Bit-sliced index arithmetic

  • Authors:
  • Denis Rinfret;Patrick O'Neil;Elizabeth O'Neil

  • Affiliations:
  • UMass/Boston, Dept. of CS, UMass/Boston, Boston, MA;UMass/Boston & Microsoft Research, Dept. of CS, UMass/Boston, Boston, MA;-

  • Venue:
  • SIGMOD '01 Proceedings of the 2001 ACM SIGMOD international conference on Management of data
  • Year:
  • 2001

Quantified Score

Hi-index 0.00

Visualization

Abstract

The bit-sliced index (BSI) was originally defined in [ONQ97]. The current paper introduces the concept of BSI arithmetic. For any two BSI's X and Y on a table T, we show how to efficiently generate new BSI's Z, V, and W, such that Z = X + Y, V = X - Y, and W = MIN(X, Y); this means that if a row r in T has a value x represented in BSI X and a value y in BSI Y, the value for r in BSI Z will be x + y, the value in V will be x - y and the value in W will be MIN(x, y).

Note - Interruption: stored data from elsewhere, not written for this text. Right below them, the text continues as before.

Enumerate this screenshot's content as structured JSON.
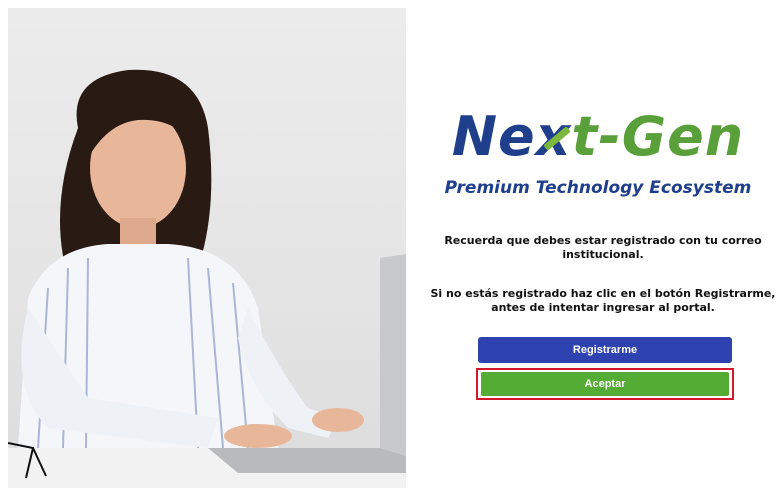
{
  "photo": {
    "description_icon": "woman-using-laptop-image"
  },
  "brand": {
    "name_part1": "Ne",
    "name_x": "x",
    "name_part2": "t-Gen",
    "tagline": "Premium Technology Ecosystem",
    "colors": {
      "blue": "#1f3f8c",
      "green": "#5aa03a"
    }
  },
  "messages": {
    "line1": "Recuerda que debes estar registrado con tu correo institucional.",
    "line2": "Si no estás registrado haz clic en el botón Registrarme, antes de intentar ingresar al portal."
  },
  "buttons": {
    "register_label": "Registrarme",
    "accept_label": "Aceptar",
    "register_color": "#2f43b0",
    "accept_color": "#54ac34",
    "highlight_color": "#d3182b"
  }
}
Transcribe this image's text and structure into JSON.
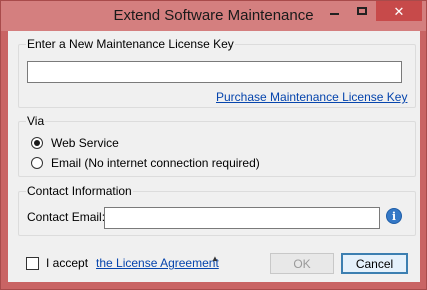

Since a bitmap representing a set of rows is the simplest bit-sliced index, BSI arithmetic is the most straightforward way to determine multisets of rows (with duplicates) resulting from the SQL clauses UNION ALL (addition), EXCEPT ALL (subtraction), and INTERSECT ALL (min) (see [OO00, DB2SQL] for definitions of these clauses). Another contribution of the current paper is to generalize BSI range restrictions from [ONQ97] to a new non-Boolean form: to determine the top k BSI-valued rows, for ally meaningful value k between one and the total number of rows in T. Together with bit-sliced addition, this permits us to solve a common basic problem of text retrieval: given an object-relational table T of rows representing documents, with a collection type column K representing keyword terms, we demonstrate an efficient algorithm to find k documents that share the largest number of terms with some query list Q of terms. A great deal of published work on such problems exists in the Information Retrieval (IR) field. The algorithm we introduce, which we call Bit-Sliced Term-Matching, or BSTM, uses an approach comparable in performance to the most efficient known IR algorithm, a major improvement on current DBMS text searching algorithms, with the advantage that it uses only indexing we propose for native database operations.